Een Test leent zich beter voor situaties waarin de docent ook inzicht wilt krijgen in het kennisniveau van de studenten. Een Zelfevaluatie wordt ingezet als leeractiviteit voor de student om zelf het eigen kennisniveau te testen zonder tussenkomst van de docent.
In beide gevallen gaat het om formatieve zelftoetsen die niet beoordeeld worden.
Er zijn twee belangrijke verschillen tussen Tests en Zelfevaluaties:
- De inzage in de resultaten
Bij een Zelfevaluatie ziet een docent niets van de resultaten , ook niet of een student de vragen beantwoord heeft. Een zelfevaluatie wordt niet opgeslagen.

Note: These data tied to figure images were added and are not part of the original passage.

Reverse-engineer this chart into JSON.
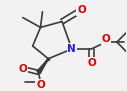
{
  "bg_color": "#f2f2f2",
  "bond_color": "#3a3a3a",
  "atom_colors": {
    "N": "#1a1aff",
    "O": "#e00000",
    "C": "#3a3a3a"
  },
  "line_width": 1.2,
  "font_size_atom": 6.0,
  "figsize": [
    1.27,
    0.91
  ],
  "dpi": 100,
  "xlim": [
    0.0,
    1.27
  ],
  "ylim": [
    0.0,
    0.91
  ]
}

Bij een Test krijgt een docent uitgebreide statistieken te zien.
- De manier waarop studenten eventuele feedback op hun vragen zien.
Bij een Zelfevaluatie ziet je direct na het beantwoorden van een vraag of deze juist of onjuist is beantwoord en wordt de feedback getoond die de docent heeft toegevoegd. De zelfevaluatie wordt niet opgeslagen en je kunt achteraf niet controleren welke antwoorden je gegeven hebt.
Bij een Test zie je de feedback pas na indienen van de volledige test. Dat kan zijn onmiddelijk na indienen zijn of op een later tijdstip als de docent dat zo heeft ingesteld..
Of en welke feedback je ziet, hangt ervan af hoe de docent dat heeft ingesteld.